I also knew that I would have lots to carry, especially as I was accompanied by two of my children, who had their hearts set on lot 29, an unnaturally large pumpkin.

Even in sobriety, the auction was great fun, and the harvest supper - which was held in Pudleston Village Hall, a couple of miles away as the crow would fly if the farmer hadn't just shot it - was a similarly jovial affair.

Back in Docklow churchyard, however, folk were apparently turning in their graves, for there is some historic enmity between Docklow and Pudleston, reportedly based on resentment that the hall was erected in their village, not ours.

You have to work hard out here to keep up with who dislikes who and why, although I'm pleased to say that our good friend Mrs Snell, with whom we sat at the harvest supper, seems to be universally popular. Unlike her namesake in The Archers, I'm assured.

In the pink

Our friends Jane and James had a hysterically harrowing start to their week last Monday. To be more precise, it was harrowing for James, but hysterical for Jane. In fact her eyes still moisten with mirth at the thought of it. Jane and James live, as we do, on the edge of open countryside, where rodents are not uncommon. The fun started when their cat Beano, who is a brother to our cat Tiger, brought a live mouse into their kitchen.

The mouse then shot behind the fridge, and Jane told James that the job of catching and dispensing with it was his, to which end she handed him a pair of pink rubber gloves.

The sight of him trying to corner a mouse while dressed for work except for pink rubber gloves was funny enough in itself, but the spectacle became a sight funnier when a strange look came over James's face. "It's gone up my bloody trouser leg," he cried. "Oh, don't be ridiculous," said Jane. "No, it has, I can feel it," James insisted, and ran out on to the decking outside their kitchen, where he whipped off his trousers and shook them frantically.
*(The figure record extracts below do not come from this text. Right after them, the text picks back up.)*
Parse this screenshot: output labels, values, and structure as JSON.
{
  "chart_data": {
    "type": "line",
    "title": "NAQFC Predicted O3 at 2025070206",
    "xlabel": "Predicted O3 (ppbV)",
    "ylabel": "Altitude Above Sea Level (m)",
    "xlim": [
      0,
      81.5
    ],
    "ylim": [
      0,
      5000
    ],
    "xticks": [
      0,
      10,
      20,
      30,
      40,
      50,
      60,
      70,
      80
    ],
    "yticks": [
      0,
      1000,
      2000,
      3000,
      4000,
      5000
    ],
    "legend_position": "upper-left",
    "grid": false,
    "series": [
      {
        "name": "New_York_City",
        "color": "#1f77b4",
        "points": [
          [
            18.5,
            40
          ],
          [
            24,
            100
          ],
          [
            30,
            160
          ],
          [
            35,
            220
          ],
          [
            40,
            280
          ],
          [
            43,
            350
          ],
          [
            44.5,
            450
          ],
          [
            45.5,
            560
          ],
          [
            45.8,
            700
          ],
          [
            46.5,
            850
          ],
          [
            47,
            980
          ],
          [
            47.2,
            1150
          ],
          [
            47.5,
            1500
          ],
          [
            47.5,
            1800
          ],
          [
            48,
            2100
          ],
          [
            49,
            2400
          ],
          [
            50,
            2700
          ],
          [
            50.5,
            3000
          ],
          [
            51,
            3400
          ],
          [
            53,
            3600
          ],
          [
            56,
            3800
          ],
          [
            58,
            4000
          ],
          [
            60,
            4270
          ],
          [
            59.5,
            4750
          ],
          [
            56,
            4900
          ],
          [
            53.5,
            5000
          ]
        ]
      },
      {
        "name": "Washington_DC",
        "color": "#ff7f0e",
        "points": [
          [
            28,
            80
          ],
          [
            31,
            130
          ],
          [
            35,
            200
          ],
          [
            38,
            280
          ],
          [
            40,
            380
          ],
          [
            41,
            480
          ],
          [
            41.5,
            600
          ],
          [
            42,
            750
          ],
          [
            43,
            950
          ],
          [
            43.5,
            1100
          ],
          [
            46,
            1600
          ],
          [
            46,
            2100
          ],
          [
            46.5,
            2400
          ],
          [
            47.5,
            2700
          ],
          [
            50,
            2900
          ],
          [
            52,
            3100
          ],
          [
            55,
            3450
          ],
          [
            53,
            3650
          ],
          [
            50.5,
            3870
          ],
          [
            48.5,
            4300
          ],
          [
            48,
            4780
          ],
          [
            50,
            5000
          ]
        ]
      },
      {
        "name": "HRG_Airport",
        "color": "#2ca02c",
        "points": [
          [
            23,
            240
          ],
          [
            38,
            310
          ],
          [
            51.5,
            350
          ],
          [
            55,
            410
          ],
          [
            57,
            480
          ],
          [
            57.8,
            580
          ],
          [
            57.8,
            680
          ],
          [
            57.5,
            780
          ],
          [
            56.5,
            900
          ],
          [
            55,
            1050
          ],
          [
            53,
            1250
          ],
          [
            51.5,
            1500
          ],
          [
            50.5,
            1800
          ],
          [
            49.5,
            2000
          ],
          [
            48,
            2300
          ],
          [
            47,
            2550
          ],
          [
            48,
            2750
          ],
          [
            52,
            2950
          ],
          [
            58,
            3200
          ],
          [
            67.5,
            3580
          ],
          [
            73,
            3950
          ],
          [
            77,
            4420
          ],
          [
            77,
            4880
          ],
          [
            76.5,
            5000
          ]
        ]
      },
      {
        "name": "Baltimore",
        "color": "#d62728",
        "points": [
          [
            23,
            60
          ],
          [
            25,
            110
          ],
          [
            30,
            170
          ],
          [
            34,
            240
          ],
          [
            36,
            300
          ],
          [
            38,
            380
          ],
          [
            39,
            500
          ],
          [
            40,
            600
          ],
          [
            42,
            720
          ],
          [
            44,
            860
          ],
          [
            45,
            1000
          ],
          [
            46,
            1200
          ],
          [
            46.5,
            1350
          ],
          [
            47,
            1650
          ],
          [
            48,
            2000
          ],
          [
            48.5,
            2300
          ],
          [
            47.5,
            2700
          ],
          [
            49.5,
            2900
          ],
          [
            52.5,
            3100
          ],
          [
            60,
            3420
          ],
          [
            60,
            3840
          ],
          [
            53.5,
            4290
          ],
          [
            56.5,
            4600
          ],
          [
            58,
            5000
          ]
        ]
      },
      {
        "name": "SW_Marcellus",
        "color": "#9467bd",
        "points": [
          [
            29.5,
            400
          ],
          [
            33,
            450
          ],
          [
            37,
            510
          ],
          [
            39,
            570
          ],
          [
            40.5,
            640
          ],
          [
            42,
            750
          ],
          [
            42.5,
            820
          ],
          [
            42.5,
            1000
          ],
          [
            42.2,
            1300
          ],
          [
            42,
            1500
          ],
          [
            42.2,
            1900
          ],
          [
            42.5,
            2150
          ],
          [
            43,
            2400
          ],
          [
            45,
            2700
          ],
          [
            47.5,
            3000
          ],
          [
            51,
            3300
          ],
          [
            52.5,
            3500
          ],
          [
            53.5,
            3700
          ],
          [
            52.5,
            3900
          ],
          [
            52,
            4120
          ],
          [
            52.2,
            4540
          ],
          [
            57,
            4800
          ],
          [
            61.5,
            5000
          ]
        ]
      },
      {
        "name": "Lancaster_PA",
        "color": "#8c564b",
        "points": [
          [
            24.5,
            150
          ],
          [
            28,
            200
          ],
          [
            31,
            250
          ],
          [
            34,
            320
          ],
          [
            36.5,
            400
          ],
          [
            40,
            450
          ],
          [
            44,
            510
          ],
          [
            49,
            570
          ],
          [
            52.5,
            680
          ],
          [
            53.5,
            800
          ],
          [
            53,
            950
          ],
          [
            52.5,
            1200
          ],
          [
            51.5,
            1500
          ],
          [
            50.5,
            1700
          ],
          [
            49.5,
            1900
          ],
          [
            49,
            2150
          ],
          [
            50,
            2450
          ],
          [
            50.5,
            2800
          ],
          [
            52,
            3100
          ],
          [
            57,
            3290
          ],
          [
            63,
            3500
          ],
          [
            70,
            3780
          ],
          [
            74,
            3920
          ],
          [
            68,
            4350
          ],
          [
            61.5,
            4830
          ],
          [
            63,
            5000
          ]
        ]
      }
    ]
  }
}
So now he was standing outside in his underpants, in the rain, still wearing the pink gloves, shaking his trousers.

Events took an even more comical turn when the, doubtless terrified, mouse came flying out of a fold in the trousers and, for a fleeting moment, clung on to the front of his underpants, apparently in the manner of a mountaineer trying hard not to fall off the north face of the Eiger, before dropping on to the decking and scurrying to safety in their orchard.

Jane and their children, Jack and Alice, who were also witness to this marvellous pantomime, spent the next 10 minutes holding each other up while screaming with laughter. James, whose sense of humour is wonderful but bone-dry, laughed too, if with understandably less abandon.

Later, when she had recovered some composure, Jane related the tale to an acquaintance in the village.

"That's nothing," he said. "A bat once went down my mother-in-law's nightie."